Ilsa Dahl grew up in Geilenkirchen, Germany where her family had lived for generations. They were observant Jews and patriotic Germans, and Ilsa’s father had served in the German army during World War I. Of the town’s 4000 inhabitants, most were Roman Catholics, with whom the family enjoyed friendly relations. Ilsa had hoped to be an archeologist, but the Nazis thwarted her hopes for higher education, so she studied dressmaking, first in Aachen and then in Berlin, where she met her future husband. Ilsa, who already had an American visa, left Germany days after Kristallnacht, but her parents and most of her extended family were killed in camps. 

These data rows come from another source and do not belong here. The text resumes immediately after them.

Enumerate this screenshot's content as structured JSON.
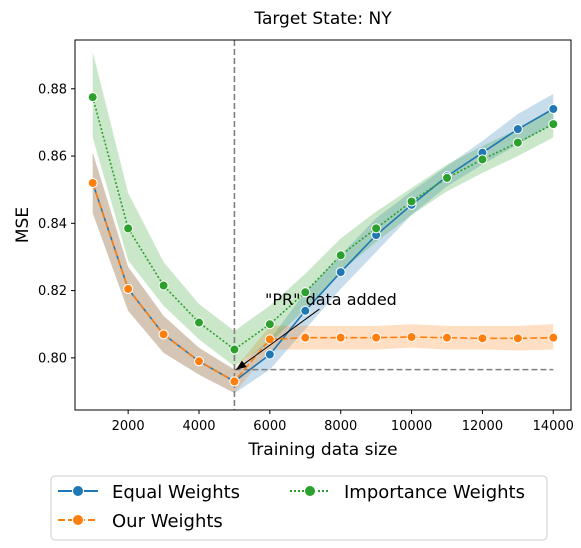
{
  "chart_data": {
    "type": "line",
    "title": "Target State: NY",
    "xlabel": "Training data size",
    "ylabel": "MSE",
    "xlim": [
      500,
      14500
    ],
    "ylim": [
      0.7845,
      0.8945
    ],
    "x_ticks": [
      2000,
      4000,
      6000,
      8000,
      10000,
      12000,
      14000
    ],
    "y_ticks": [
      0.8,
      0.82,
      0.84,
      0.86,
      0.88
    ],
    "x_tick_labels": [
      "2000",
      "4000",
      "6000",
      "8000",
      "10000",
      "12000",
      "14000"
    ],
    "y_tick_labels": [
      "0.80",
      "0.82",
      "0.84",
      "0.86",
      "0.88"
    ],
    "grid": false,
    "legend_position": "below",
    "annotation": {
      "text": "\"PR\" data added",
      "x_from": 7400,
      "y_from": 0.8145,
      "x_to": 5050,
      "y_to": 0.7965
    },
    "vline_x": 5000,
    "hline": {
      "y": 0.7965,
      "x_start": 5000,
      "x_end": 14000
    },
    "x": [
      1000,
      2000,
      3000,
      4000,
      5000,
      6000,
      7000,
      8000,
      9000,
      10000,
      11000,
      12000,
      13000,
      14000
    ],
    "series": [
      {
        "name": "Equal Weights",
        "color": "#1f77b4",
        "dash": "solid",
        "values": [
          0.852,
          0.8205,
          0.807,
          0.799,
          0.793,
          0.801,
          0.814,
          0.8255,
          0.8365,
          0.8455,
          0.854,
          0.861,
          0.868,
          0.874
        ],
        "lower": [
          0.843,
          0.814,
          0.8015,
          0.795,
          0.7895,
          0.7965,
          0.8085,
          0.8205,
          0.8315,
          0.8425,
          0.851,
          0.8575,
          0.8635,
          0.8695
        ],
        "upper": [
          0.861,
          0.827,
          0.8125,
          0.803,
          0.7965,
          0.8055,
          0.8195,
          0.8305,
          0.8415,
          0.8495,
          0.857,
          0.8645,
          0.8725,
          0.8785
        ]
      },
      {
        "name": "Our Weights",
        "color": "#ff7f0e",
        "dash": "dashed",
        "values": [
          0.852,
          0.8205,
          0.807,
          0.799,
          0.793,
          0.8055,
          0.806,
          0.806,
          0.806,
          0.8062,
          0.806,
          0.8058,
          0.8058,
          0.806
        ],
        "lower": [
          0.843,
          0.814,
          0.8015,
          0.795,
          0.7895,
          0.8025,
          0.8025,
          0.8025,
          0.8025,
          0.803,
          0.8025,
          0.8025,
          0.8022,
          0.8025
        ],
        "upper": [
          0.861,
          0.827,
          0.8125,
          0.803,
          0.7965,
          0.8095,
          0.8095,
          0.8095,
          0.8095,
          0.81,
          0.8095,
          0.8095,
          0.8095,
          0.81
        ]
      },
      {
        "name": "Importance Weights",
        "color": "#2ca02c",
        "dash": "dotted",
        "values": [
          0.8775,
          0.8385,
          0.8215,
          0.8105,
          0.8025,
          0.81,
          0.8195,
          0.8305,
          0.8385,
          0.8465,
          0.8535,
          0.859,
          0.864,
          0.8695
        ],
        "lower": [
          0.8655,
          0.829,
          0.8155,
          0.8055,
          0.7975,
          0.8045,
          0.8145,
          0.8255,
          0.8345,
          0.8425,
          0.8495,
          0.855,
          0.86,
          0.8655
        ],
        "upper": [
          0.891,
          0.849,
          0.8285,
          0.816,
          0.808,
          0.8155,
          0.825,
          0.8355,
          0.8435,
          0.8505,
          0.8575,
          0.863,
          0.868,
          0.8745
        ]
      }
    ]
  }
}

She discusses joining family in Kansas City, working in the garment industry, her family and social life, and other topics.

2006-2007
Video Recording

Interview with Joe Avery, former resident of the Steptoe neighborhood in Kansas City, Missouri. Avery discusses his childhood and family history, including growing up at the corner of 43rd Terrance & Washington, attending Penn School, his father's work at Manor Bakery, the Steptoe community and St. James Baptist Church, recreational options in the rest of the city, and encountering segregation. He also discusses living in Flint, Michigan and working in the automotive industry before moving back to Kansas City, and shares memories of St. Luke's Hospital. 

Audio Recording

Interview with civil rights activist and Kansas City Public Schools board member Fletcher Daniels. Daniels discusses his family and early life and education in Muskogee, Oklahoma, being drafted into the army, and moving to Kansas City to work as a postal clerk. He also discusses Kansas City's Black community, his memories of Ruth Kerford and the Community Committee for Social Action, staging demonstrations for integration of downtown department stores, his memories of the protests after the assassination of Martin Luther King, Jr., and his experience in leadership of the local NAACP, and his work with and as part of the KCPS board, including his thoughts on school integration.

Video Recording

Interview with Muriel Boyd about her life in Kansas City, her family history, being shielded from the knowledge of segregation by her parents, and her Cherokee ancestor Elizabeth Mantooth Starks. She also discusses her memories of the 18th and Vine area, her memories of the protests following the assassination of Dr. Martin Luther King, Jr., her history with the Paseo Baptist Church, and memories of Black political leaders including Bruce R. Watkins.

Audio Recording

Interview with Kansas City school board member John Rodriguez about his life in Dodge City, Kansas, and later Kansas City, Missouri. Born in 1941, he recalls growing up in a predominantly Mexican area of Dodge City where his father worked in packing houses and for the railroads, educational discrimination faced by Mexican-American students, being unable to get haircuts in Dodge City barbershops, and enlisting in the army. He also discusses visiting Kansas City and being able to see Mexican movies, attend fiestas, and buy Mexican groceries and, while discrimination existed, having access to Mexican barbers and public swimming pools. After studying Spanish and French in college, he began his teaching career in Kansas towns including Elkhart and Hutchinson, and came to Kansas City as Director of Outreach Programs for University of Missouri-Kansas City. He later worked in roles furthering educational opportunity and was elected to the Kansas City School Board in 1975.